If you are wondering if an ND is right for you, it might be helpful to determine what your treatment goals are and, in turn, this can help you determine how naturopathic medicine might benefit you.

In many cases, naturopathic medicine is more beneficial for people who appreciate a more natural, less invasive approach to the prevention and treatment of chronic disease. This can be especially helpful for those with multiple health conditions because often these conditions are linked in ways that an ND can recognize and treat.

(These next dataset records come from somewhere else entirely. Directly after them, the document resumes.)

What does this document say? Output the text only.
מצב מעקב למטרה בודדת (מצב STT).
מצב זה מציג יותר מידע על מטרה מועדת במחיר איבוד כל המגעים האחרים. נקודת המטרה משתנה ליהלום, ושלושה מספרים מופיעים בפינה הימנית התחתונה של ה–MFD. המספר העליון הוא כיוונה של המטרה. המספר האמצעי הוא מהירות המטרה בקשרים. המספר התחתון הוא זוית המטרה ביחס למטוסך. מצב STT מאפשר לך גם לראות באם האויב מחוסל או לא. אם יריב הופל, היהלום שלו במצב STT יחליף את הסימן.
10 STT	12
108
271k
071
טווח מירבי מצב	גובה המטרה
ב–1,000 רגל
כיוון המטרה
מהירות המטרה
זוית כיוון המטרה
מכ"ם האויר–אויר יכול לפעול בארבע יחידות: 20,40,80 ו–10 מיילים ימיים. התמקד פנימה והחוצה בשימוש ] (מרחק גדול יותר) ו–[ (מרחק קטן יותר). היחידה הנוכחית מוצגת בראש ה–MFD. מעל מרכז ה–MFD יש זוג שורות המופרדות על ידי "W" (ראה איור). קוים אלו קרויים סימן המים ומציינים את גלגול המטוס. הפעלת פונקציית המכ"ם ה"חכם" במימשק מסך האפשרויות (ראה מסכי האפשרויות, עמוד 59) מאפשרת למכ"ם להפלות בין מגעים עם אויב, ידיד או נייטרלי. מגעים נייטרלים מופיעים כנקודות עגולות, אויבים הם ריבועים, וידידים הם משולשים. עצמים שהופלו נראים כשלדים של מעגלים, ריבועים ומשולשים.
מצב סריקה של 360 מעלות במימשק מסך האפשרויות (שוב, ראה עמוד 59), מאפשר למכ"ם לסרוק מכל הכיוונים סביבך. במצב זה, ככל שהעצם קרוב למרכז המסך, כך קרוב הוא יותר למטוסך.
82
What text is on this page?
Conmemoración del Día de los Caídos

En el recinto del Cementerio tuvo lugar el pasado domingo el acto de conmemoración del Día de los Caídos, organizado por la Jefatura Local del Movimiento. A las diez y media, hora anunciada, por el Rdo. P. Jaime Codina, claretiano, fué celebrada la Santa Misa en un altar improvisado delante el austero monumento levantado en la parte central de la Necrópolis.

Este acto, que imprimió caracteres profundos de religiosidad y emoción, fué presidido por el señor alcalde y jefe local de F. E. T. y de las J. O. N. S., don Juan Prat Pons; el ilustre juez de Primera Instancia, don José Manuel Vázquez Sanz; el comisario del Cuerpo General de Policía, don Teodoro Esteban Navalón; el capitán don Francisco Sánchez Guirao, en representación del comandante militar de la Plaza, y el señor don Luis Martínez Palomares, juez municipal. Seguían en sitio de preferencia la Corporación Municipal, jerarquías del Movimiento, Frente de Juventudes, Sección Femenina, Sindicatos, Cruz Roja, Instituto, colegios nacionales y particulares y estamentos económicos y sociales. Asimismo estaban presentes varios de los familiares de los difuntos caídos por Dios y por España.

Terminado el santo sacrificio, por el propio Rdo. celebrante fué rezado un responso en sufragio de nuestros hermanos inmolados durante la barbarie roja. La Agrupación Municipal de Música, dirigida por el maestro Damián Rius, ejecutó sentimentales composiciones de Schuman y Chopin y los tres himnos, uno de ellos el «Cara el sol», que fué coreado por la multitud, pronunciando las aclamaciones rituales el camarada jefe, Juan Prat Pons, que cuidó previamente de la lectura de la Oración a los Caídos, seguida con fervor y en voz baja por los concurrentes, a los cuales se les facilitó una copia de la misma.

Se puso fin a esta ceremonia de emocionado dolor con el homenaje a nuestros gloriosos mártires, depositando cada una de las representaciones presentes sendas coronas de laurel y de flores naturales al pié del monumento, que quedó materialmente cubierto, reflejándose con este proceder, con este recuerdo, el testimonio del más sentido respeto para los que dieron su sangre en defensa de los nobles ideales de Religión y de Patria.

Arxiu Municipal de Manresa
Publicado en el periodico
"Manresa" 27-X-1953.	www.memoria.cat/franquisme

However, even outside of using naturopathic medicine as a primary approach, many people with chronic conditions can also benefit from having a naturopathic doctor as part of their healthcare team. And in some cases, an ND may already be part of your team. In fact, in 2018, there were 28 medical centers in the United States that employed one or more naturopathic physicians.

Naturopathic medicine is a branch of medicine that focuses on using a whole-body approach to prevent, diagnose, and treat medical conditions.

Although naturopathic medicine is banned in more than half of the United States, there are still 25 jurisdictions that allow licensed naturopathic physicians to practice medicine.